Newly released records related to the investigation of Burlington’s former waterfront manager reveal that the ousted Boathouse employee was accused of viewing sexually explicit material on a city-owned laptop.
Last Friday, Chittenden Superior Court Judge Dennis Pearson, who is also presiding over cases involving allegations of pedophile priests, released hundreds of pages of interviews, legal briefs and transcribed interviews that were previously sealed.

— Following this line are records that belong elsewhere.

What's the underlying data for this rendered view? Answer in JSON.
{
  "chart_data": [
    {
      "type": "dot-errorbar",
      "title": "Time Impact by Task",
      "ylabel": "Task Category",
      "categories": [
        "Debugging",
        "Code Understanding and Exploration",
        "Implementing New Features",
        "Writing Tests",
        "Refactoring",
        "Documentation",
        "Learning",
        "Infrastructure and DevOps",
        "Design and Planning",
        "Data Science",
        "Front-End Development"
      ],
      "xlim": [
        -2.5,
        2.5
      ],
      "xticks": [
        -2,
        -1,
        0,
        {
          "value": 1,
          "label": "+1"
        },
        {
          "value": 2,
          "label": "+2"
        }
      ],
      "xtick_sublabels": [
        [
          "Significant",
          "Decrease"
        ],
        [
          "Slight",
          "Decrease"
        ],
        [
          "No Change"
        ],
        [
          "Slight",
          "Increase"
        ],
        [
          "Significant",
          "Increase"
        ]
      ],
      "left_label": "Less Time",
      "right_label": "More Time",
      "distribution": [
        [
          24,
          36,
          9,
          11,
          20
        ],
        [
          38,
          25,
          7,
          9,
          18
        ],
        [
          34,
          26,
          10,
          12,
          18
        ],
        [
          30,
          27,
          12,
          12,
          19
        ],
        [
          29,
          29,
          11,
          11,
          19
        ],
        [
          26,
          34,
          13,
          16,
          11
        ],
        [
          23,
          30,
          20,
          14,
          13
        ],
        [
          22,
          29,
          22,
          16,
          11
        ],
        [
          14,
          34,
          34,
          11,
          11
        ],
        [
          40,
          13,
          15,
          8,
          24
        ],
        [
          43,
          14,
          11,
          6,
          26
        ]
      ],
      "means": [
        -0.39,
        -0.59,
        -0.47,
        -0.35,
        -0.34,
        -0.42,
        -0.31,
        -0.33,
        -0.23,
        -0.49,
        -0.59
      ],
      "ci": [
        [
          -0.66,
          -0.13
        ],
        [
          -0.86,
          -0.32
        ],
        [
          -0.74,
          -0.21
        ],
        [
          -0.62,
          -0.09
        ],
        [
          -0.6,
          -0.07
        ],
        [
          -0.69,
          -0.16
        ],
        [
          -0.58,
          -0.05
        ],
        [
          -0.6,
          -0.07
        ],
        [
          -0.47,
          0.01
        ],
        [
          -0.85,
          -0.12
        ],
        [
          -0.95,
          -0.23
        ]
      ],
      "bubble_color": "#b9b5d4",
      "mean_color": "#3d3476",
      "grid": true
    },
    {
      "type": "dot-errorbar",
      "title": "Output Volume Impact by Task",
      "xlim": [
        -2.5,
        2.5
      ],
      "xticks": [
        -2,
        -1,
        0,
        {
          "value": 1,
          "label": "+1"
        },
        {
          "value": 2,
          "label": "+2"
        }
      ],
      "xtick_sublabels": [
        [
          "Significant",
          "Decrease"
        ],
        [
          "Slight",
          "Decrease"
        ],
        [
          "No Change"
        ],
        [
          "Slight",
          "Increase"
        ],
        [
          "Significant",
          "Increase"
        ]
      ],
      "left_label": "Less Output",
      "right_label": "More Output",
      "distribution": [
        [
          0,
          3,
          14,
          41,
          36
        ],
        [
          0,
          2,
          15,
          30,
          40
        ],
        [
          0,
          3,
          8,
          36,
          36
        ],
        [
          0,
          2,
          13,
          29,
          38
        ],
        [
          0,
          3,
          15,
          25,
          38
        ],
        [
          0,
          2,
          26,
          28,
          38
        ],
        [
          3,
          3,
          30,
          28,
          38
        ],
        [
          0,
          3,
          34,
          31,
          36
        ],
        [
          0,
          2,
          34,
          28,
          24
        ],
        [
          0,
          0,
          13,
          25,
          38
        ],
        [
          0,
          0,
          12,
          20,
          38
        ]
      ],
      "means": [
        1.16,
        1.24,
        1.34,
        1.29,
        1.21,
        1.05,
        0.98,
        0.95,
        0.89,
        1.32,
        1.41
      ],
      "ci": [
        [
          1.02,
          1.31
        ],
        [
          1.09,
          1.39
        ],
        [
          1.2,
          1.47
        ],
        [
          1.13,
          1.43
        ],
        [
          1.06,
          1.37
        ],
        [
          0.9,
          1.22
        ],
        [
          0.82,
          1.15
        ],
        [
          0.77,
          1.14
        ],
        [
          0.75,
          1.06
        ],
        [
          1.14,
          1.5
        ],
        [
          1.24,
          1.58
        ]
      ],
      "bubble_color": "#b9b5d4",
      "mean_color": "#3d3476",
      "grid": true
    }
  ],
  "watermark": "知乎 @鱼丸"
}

Pearson blacked out numerous passages in the hundreds of pages of material, taking pains to exclude descriptions of content found on Adam Cate’s laptop, including Google searches he conducted. But Pearson did not redact a key paragraph in a 13-page letter dated September 28, 2008, from Parks & Recreation Director Wayne Gross to Cate . Gross later fired Cate, who appealed the decision before the entire Parks & Recreation Commission. The commission reinstated Cate, suspended him for 30 days without pay and put him on probation until May 20, 2009. He was fired in April, for good, after making crude and demeaning remarks to a parks employee.
In the letter, Gross scolded Cate for violating Burlington policy by using city computers to view and print other employees’ emails, and allowing other people access to the city’s system and the Internet without proper authorization.
Gross also accused Cate of using a city-owned laptop for “viewing sexually explicit images” and storing personal pictures and documents.
The new information helps the public to understand the charges Cate was defending himself against.
In written testimony provided to the Parks & Recreation Commission, Cate vowed, “Let me promise you all on my children’s names that I have never [redacted] at work. The laptop was accessed by probably at least 30 different employees over its life span and, in all honesty, working with all the twentysomething-year-olds for all these years I am not entirely surprised that it may have been used inappropriately.”
He added, “The charge is proof positive of the lows to which the City will stoop to pile on petty charges in an effort to justify its efforts to try to terminate me.”
In the same testimony, Cate admitted the laptop found its way to deer camp in November 2007.
“I had the laptop at deer camp, Bob Whelan (sic), among others, were there and someone brought [redacted] on the laptop,” noted Cate. Whalen is the city’s superintendent of parks planning and development.
Utlimately, the commission found Cate innocent of claims he had used “city property for personal use.” It made no mention of viewing sexually explicit material — either at the Boathouse or deer camp.